Mit Volldampf voraus – die Wand wartet schon

titelt heute Thomas Wengenroth bei Stallbesuch
Mit Volldampf voraus – die Wand wartet schon

Wer alternativlos die Einführung des 4. Weges in der Ferkelkastration und, seit Neuestem, eine Fristverlängerung für die betäubungslose Kastration um fünf Jahre fordert, bewegt sich mit Höchstgeschwindigkeit in Richtung Wand.

Unabhängig forschende Tierärzte sprechen sich gegen den 4. Weg aus, die TVT z. B. schreibt „Injektionen mit der nötigen Genauigkeit tierschonend und wirksam in praxisrelevanter Zeit durchzuführen ist unmöglich.“ Auch die korrekte Dosierung von Betäubungs- und Schmerzmitteln bei fünf Tage alten Ferkeln, stellt – selbst für Tierärzte – eine Herausforderung dar.

Der Deutsche Tierschutzbund bezieht klar Stellung gegen die Methode und ein gemeinsames Positionspapier von Albert Schweitzer Stufung, Vier Pfoten, ProVieh, bmt und Bundesverband Tierschutz listet für diese Variante ausschließlich Nachteile auf (für alle anderen werden dagegen auch Vorteile benannt).

Was also ab dem 1. Januar 2019 passiert, muss jedem heute schon klar sein: Wird der 4. Weg politisch durchgedrückt, bricht ein Shitstorm los. Wird die Frist um fünf Jahre verlängert, passiert genau das Gleiche.
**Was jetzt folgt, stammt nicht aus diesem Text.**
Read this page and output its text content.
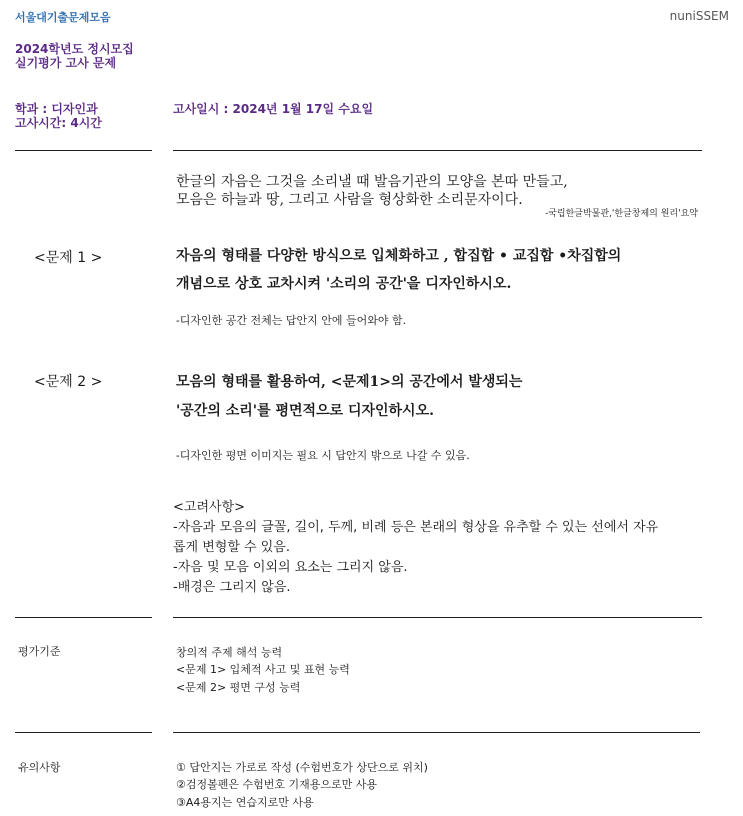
서울대기출문제모음	nuniSSEM
2024학년도 정시모집
실기평가 고사 문제
학과 : 디자인과
고사시간: 4시간
고사일시 : 2024년 1월 17일 수요일
한글의 자음은 그것을 소리낼 때 발음기관의 모양을 본따 만들고,
모음은 하늘과 땅, 그리고 사람을 형상화한 소리문자이다.
-국립한글박물관,'한글창제의 원리'요약
<문제 1 >	자음의 형태를 다양한 방식으로 입체화하고 , 합집합 • 교집합 •차집합의
개념으로 상호 교차시켜 '소리의 공간'을 디자인하시오.
-디자인한 공간 전체는 답안지 안에 들어와야 함.
<문제 2 >	모음의 형태를 활용하여, <문제1>의 공간에서 발생되는
'공간의 소리'를 평면적으로 디자인하시오.
-디자인한 평면 이미지는 필요 시 답안지 밖으로 나갈 수 있음.
<고려사항>
-자음과 모음의 글꼴, 길이, 두께, 비례 등은 본래의 형상을 유추할 수 있는 선에서 자유
롭게 변형할 수 있음.
-자음 및 모음 이외의 요소는 그리지 않음.
-배경은 그리지 않음.
평가기준	창의적 주제 해석 능력
<문제 1> 입체적 사고 및 표현 능력
<문제 2> 평면 구성 능력
유의사항	① 답안지는 가로로 작성 (수험번호가 상단으로 위치)
②검정볼펜은 수험번호 기재용으로만 사용
③A4용지는 연습지로만 사용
Die entsprechenden Presse-Verlautbarungen sind ja fertig und das Datum ist schnell geändert.

Fünf Jahre „Vorwarnzeit“ blieben ungenutzt. Kreative Konzepte wurden nicht mal angedacht, von Anfang an gab es nur stures Beharren, auf einer einzigen Forderung. Das macht nicht gerade Hoffnung für die Zukunft.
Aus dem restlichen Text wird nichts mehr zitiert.